Law No. 45/2026, amending and supplementing the Fiscal Responsibility Law No. 69/2010, was published in the Official Gazette No. 248 on 30 March 2026. This legislation introduces new regulations aimed at strengthening fiscal-budgetary discipline and transparency in the management of public finances, in alignment with European Union requirements.
Key Provisions
The new enactment introduces substantial amendments to the fiscal-budgetary responsibility framework, with a significant emphasis on alignment with European standards. It establishes more stringent conditions for compliance with fiscal rules, including clear limits for the annual structural balance of the general government and mandatory measures should public debt exceed the threshold of 60% of GDP. Furthermore, the annual growth of general government expenditure must comply with European Union recommendations and regulations, targeting a more prudent and predictable management of state resources.
The Law extends transparency and reporting requirements. The Ministry of Finance and the National Institute of Statistics shall publish budgetary and public debt data with increased frequency (monthly or quarterly), detailed by sub-sectors of the general government. Additionally, a more in-depth analysis of fiscal risks is now mandatory, encompassing commitments not included in forecasts, losses and outstanding payments of state-owned enterprises, as well as contingent liabilities arising from natural disasters and climate change. Significant discrepancies between national forecasts and those of the European Commission must be publicly justified.
A central element of these amendments is the consolidation of the role and independence of the Fiscal Council. It is transformed into an authority with expanded powers in assessing fiscal-budgetary policies, macroeconomic forecasts, and the consistency of the national budgetary framework. The Fiscal Council’s opinions and recommendations will be published and, in the event of conflicting views, public authorities are required to provide public explanations. This strengthening of independent oversight contributes to the quality of economic decision-making and ensures increased accountability for policy-makers.
Scope and Impact
The present Law applies directly to central and local public institutions, the Ministry of Finance, the National Institute of Statistics, and the Fiscal Council, setting out new obligations and responsibilities regarding the management and reporting of public finances.

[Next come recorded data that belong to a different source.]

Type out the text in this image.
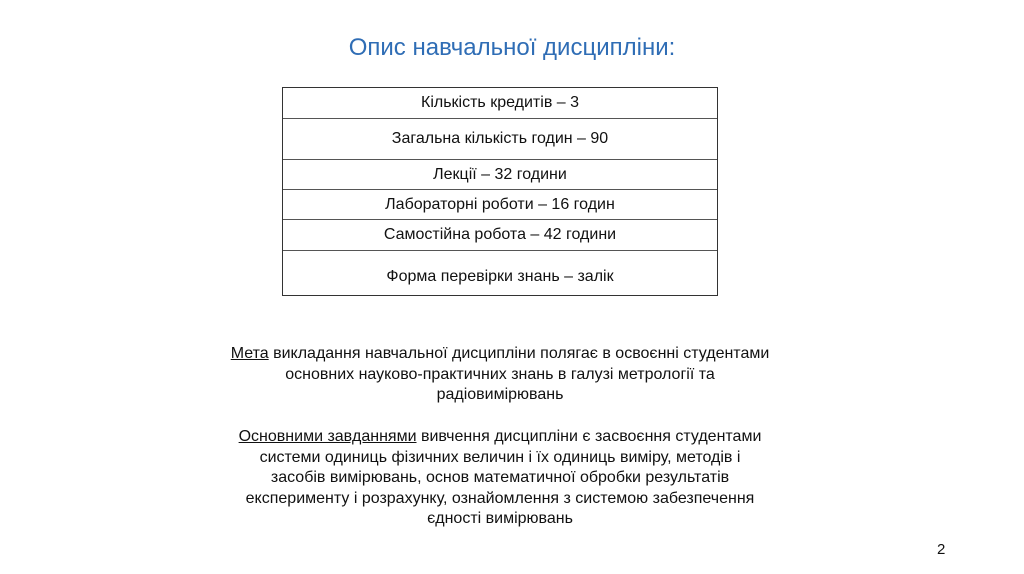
Опис навчальної дисципліни:
Кількість кредитів – 3
Загальна кількість годин – 90
Лекції – 32 години
Лабораторні роботи – 16 годин
Самостійна робота – 42 години
Форма перевірки знань – залік
Мета викладання навчальної дисципліни полягає в освоєнні студентами
основних науково-практичних знань в галузі метрології та
радіовимірювань
Основними завданнями вивчення дисципліни є засвоєння студентами
системи одиниць фізичних величин і їх одиниць виміру, методів і
засобів вимірювань, основ математичної обробки результатів
експерименту і розрахунку, ознайомлення з системою забезпечення
єдності вимірювань
2
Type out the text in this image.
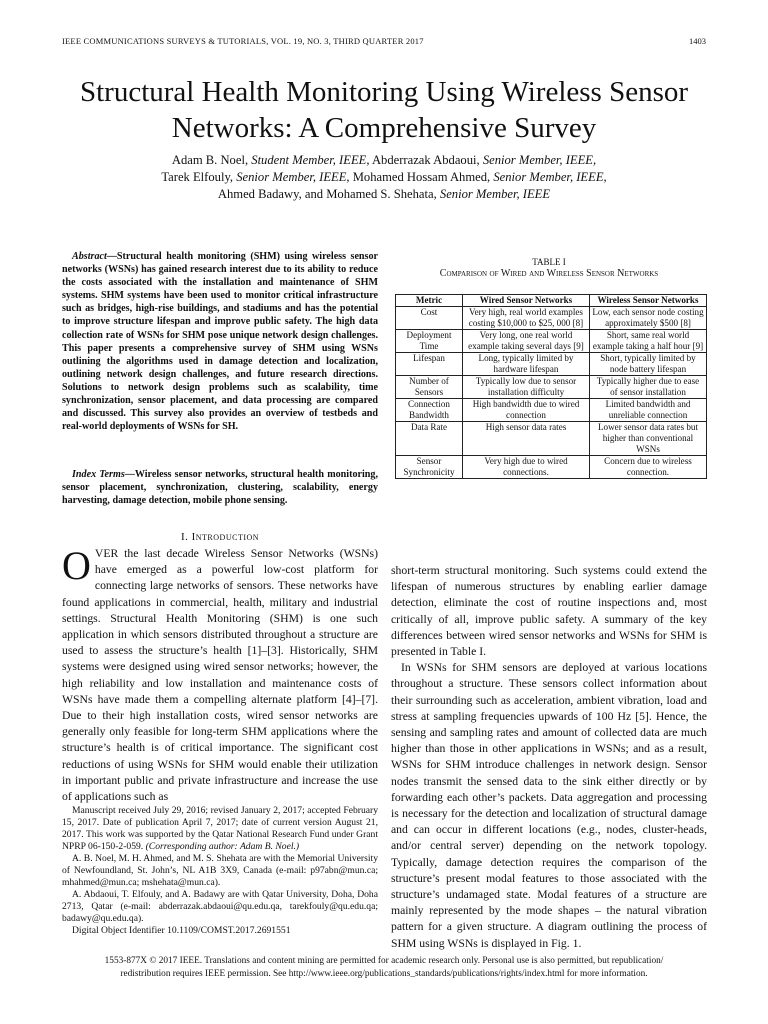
IEEE COMMUNICATIONS SURVEYS & TUTORIALS, VOL. 19, NO. 3, THIRD QUARTER 2017	1403
Structural Health Monitoring Using Wireless Sensor
Networks: A Comprehensive Survey
Adam B. Noel, Student Member, IEEE, Abderrazak Abdaoui, Senior Member, IEEE,
Tarek Elfouly, Senior Member, IEEE, Mohamed Hossam Ahmed, Senior Member, IEEE,
Ahmed Badawy, and Mohamed S. Shehata, Senior Member, IEEE

Abstract—Structural health monitoring (SHM) using wireless sensor networks (WSNs) has gained research interest due to its ability to reduce the costs associated with the installation and maintenance of SHM systems. SHM systems have been used to monitor critical infrastructure such as bridges, high-rise buildings, and stadiums and has the potential to improve structure lifespan and improve public safety. The high data collection rate of WSNs for SHM pose unique network design challenges. This paper presents a comprehensive survey of SHM using WSNs outlining the algorithms used in damage detection and localization, outlining network design challenges, and future research directions. Solutions to network design problems such as scalability, time synchronization, sensor placement, and data processing are compared and discussed. This survey also provides an overview of testbeds and real-world deployments of WSNs for SH.

Index Terms—Wireless sensor networks, structural health monitoring, sensor placement, synchronization, clustering, scalability, energy harvesting, damage detection, mobile phone sensing.

I. Introduction

OVER the last decade Wireless Sensor Networks (WSNs) have emerged as a powerful low-cost platform for connecting large networks of sensors. These networks have found applications in commercial, health, military and industrial settings. Structural Health Monitoring (SHM) is one such application in which sensors distributed throughout a structure are used to assess the structure’s health [1]–[3]. Historically, SHM systems were designed using wired sensor networks; however, the high reliability and low installation and maintenance costs of WSNs have made them a compelling alternate platform [4]–[7]. Due to their high installation costs, wired sensor networks are generally only feasible for long-term SHM applications where the structure’s health is of critical importance. The significant cost reductions of using WSNs for SHM would enable their utilization in important public and private infrastructure and increase the use of applications such as

Manuscript received July 29, 2016; revised January 2, 2017; accepted February 15, 2017. Date of publication April 7, 2017; date of current version August 21, 2017. This work was supported by the Qatar National Research Fund under Grant NPRP 06-150-2-059. (Corresponding author: Adam B. Noel.)

A. B. Noel, M. H. Ahmed, and M. S. Shehata are with the Memorial University of Newfoundland, St. John’s, NL A1B 3X9, Canada (e-mail: p97abn@mun.ca; mhahmed@mun.ca; mshehata@mun.ca).

A. Abdaoui, T. Elfouly, and A. Badawy are with Qatar University, Doha, Doha 2713, Qatar (e-mail: abderrazak.abdaoui@qu.edu.qa, tarekfouly@qu.edu.qa; badawy@qu.edu.qa).

Digital Object Identifier 10.1109/COMST.2017.2691551

TABLE I
Comparison of Wired and Wireless Sensor Networks
Metric	Wired Sensor Networks	Wireless Sensor Networks
Cost	Very high, real world examples costing $10,000 to $25, 000 [8]	Low, each sensor node costing approximately $500 [8]
Deployment Time	Very long, one real world example taking several days [9]	Short, same real world example taking a half hour [9]
Lifespan	Long, typically limited by hardware lifespan	Short, typically limited by node battery lifespan
Number of Sensors	Typically low due to sensor installation difficulty	Typically higher due to ease of sensor installation
Connection Bandwidth	High bandwidth due to wired connection	Limited bandwidth and unreliable connection
Data Rate	High sensor data rates	Lower sensor data rates but higher than conventional WSNs
Sensor Synchronicity	Very high due to wired connections.	Concern due to wireless connection.

short-term structural monitoring. Such systems could extend the lifespan of numerous structures by enabling earlier damage detection, eliminate the cost of routine inspections and, most critically of all, improve public safety. A summary of the key differences between wired sensor networks and WSNs for SHM is presented in Table I.

In WSNs for SHM sensors are deployed at various locations throughout a structure. These sensors collect information about their surrounding such as acceleration, ambient vibration, load and stress at sampling frequencies upwards of 100 Hz [5]. Hence, the sensing and sampling rates and amount of collected data are much higher than those in other applications in WSNs; and as a result, WSNs for SHM introduce challenges in network design. Sensor nodes transmit the sensed data to the sink either directly or by forwarding each other’s packets. Data aggregation and processing is necessary for the detection and localization of structural damage and can occur in different locations (e.g., nodes, cluster-heads, and/or central server) depending on the network topology. Typically, damage detection requires the comparison of the structure’s present modal features to those associated with the structure’s undamaged state. Modal features of a structure are mainly represented by the mode shapes – the natural vibration pattern for a given structure. A diagram outlining the process of SHM using WSNs is displayed in Fig. 1.

1553-877X © 2017 IEEE. Translations and content mining are permitted for academic research only. Personal use is also permitted, but republication/
redistribution requires IEEE permission. See http://www.ieee.org/publications_standards/publications/rights/index.html for more information.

Indirectly, the impact will be felt by all companies and investors operating in Romania through its influence on the overall macroeconomic environment. Enhanced fiscal stability, budgetary predictability, and transparency in the state’s economic decisions create a more secure business environment conducive to investment. Moreover, state-owned enterprises will be subject to more rigorous monitoring of financial performance, as their losses and outstanding payments are now integrated into fiscal risk analyses.
Published in the Official Gazette, Part I, No. 248 of 30 March 2026.
Note: This material is intended strictly for informational purposes and does not constitute legal, tax, or business advice. As the interpretation and application of legal provisions may vary significantly depending on the specific circumstances of each entity, we recommend seeking professional legal assistance before making any operational decisions based on these amendments.